Part 7 - Linear and logistic regression

Posted on Feb 6, 2024
(Last updated: May 26, 2024)

Introduction

In this part we’ll cover linear and logistic regression.

Core data science tasks

Regression is one of the core data science tasks:

  • Regression
    • Predicting a numerical quantity
  • Classification
    • Assigning a label from a discrete set of possibilities
  • Clustering
    • Grouping items by similarity

We will cover clustering in a few parts.

Linear regression

Regression line is useful for visualization and a method for forecasting numerical values. Residual error of a regression line is the difference between the predicted and actual values.

The objective is to find the line $y = f(x)$ which minimizes the residual error, we often we this as an optimization problem.

We want to fit a line $f(x) = \beta x + \epsilon$ to our data. We want to select $\beta$ and $\epsilon$ so that the total error is minimal, but how do we define the error?

Least squares linear regression

We can define the error of the line as the sum of the squared errors of the datapoints. This is a somewhat arbitrary choice that is easy to work with, but we’ve seen that this is usually a good idea. We want to find the line that minimizes this sum.

$$ \begin{align*} error & = \sum_{i = 1}^n (y_i - f(x_i))^2 \\ & = (y_i - (\beta x_i + \epsilon))^2 \\ & = y_i^2 - 2y_i(\beta x_i + \epsilon) + (\beta x_i + \epsilon)^2 \\ & = a \beta^2 + b \beta \epsilon + c \epsilon^2 + d \end{align*} $$

So we want to minimize this with respect to $\beta$ and $\epsilon$, let us use a bit of calculus: $$ \begin{cases} 2\beta a + b \epsilon & = 0 \\ 2\epsilon c + b \beta & = 0 \end{cases} $$

We solve for $\beta$ and $\epsilon$. In reality, all minimization of errors leads to an equation system.
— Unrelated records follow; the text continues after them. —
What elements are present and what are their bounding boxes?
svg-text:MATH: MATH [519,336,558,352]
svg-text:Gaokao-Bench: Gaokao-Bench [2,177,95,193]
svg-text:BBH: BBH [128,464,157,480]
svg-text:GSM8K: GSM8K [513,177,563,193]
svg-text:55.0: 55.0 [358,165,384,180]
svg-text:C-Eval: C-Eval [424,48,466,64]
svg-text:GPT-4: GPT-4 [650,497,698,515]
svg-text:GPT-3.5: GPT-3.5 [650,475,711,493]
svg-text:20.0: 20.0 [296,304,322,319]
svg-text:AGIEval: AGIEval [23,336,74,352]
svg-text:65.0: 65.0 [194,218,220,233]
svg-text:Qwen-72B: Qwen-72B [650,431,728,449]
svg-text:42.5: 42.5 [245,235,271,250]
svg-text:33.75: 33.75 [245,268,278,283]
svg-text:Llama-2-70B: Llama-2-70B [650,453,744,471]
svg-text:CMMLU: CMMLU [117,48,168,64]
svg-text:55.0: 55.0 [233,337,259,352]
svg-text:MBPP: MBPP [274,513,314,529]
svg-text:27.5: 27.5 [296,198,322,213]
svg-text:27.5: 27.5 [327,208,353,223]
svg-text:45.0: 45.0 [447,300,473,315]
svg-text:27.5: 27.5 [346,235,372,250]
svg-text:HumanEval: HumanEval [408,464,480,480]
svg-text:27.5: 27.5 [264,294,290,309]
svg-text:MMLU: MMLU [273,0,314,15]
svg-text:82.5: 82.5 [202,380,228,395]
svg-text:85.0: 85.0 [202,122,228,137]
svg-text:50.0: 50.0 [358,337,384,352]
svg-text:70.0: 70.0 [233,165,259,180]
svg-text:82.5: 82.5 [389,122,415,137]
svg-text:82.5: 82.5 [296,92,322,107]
Coefficient of determination

$$ R^2 = 1 - \frac{SS_{res}}{SS_{tot}} $$

Where: $$ SS_{res} = \sum_i (y_i - f_i)^2 = \sum_i e_i^2 \\ SS_{tot} = \sum_i (y_i - \bar{y})^2 $$

Correlation

Pearson correlation: $$ R = \frac{\sum (x_i - \bar{x}) (y_i - \bar{y})}{\sqrt{\sum (x_i - \bar{x})^2 \sum (y_i - \bar{y})^2}} = \sum_{i = 1}^n \frac{x_i - \bar{x}}{s_x} \frac{y_i - \bar{y}}{s_y} $$

Where $s_x$ and $s_y$ is the standard deviation of $x$ and $y$ respectively

Spearman correlation: $$ \rho = 1 - \frac{6 \sum d_{i}^2}{n(n^2 - 1)} $$

Where $n$ is the number of observations and $d_i$ is the difference between the two ranks of each observation.

Correlation and causation

Correlation does not imply causation, simple.

Ridge regression

Regularization is the trick of adding secondary terms to the objective function to favor models that keep coefficients small. Suppose we generalize our loss function with a second set of terms that are a function of the coefficients, not the training data: $$ J(w) = \frac{1}{2n} \sum_{i = 1}^n (y_i - f(x_i))^2 + \lambda \sum_{j = 1}^m w_{j}^2 $$

LASSO Regression

Least Absolute Shrinkage and Selection Operator. Minimize the sum of the absolute values of the coefficients, which is just as happy to drive down the smallest coefficients as the big ones.

$$ J(w, t) = \frac{1}{2n} \sum_{i = 1}^n (y_i - f(x_i))^2 \text{ subject to } \sum_{j = 1}^m |w_j| \leq t $$

Logistic regression

Logistic regression is a powerful tool for modeling the probability of a binary outcome. It is particularly useful when the dependent variable is categorical and the relationship between the independent variables and the probability of the outcome needs to be understood.

Logistic Function

The logistic function, also known as the sigmoid function, is used in logistic regression to map input values to a probability between 0 and 1. The formula for the logistic function is: $$ \sigma = \frac{1}{1 + e^{-x}} $$

Maximum Likelihood Estimation

In logistic regression, the model parameters are estimated using maximum likelihood estimation. The goal is to find the parameter values that maximize the likelihood of observing the data given the model. This involves optimizing the log-likelihood function, which quantifies how well the model fits the data.

Model Evaluation

Once the logistic regression model is trained, it is essential to evaluate its performance. Common metrics for evaluating classification models include accuracy, precision, recall, F1 score, and the receiver operating characteristic (ROC) curve.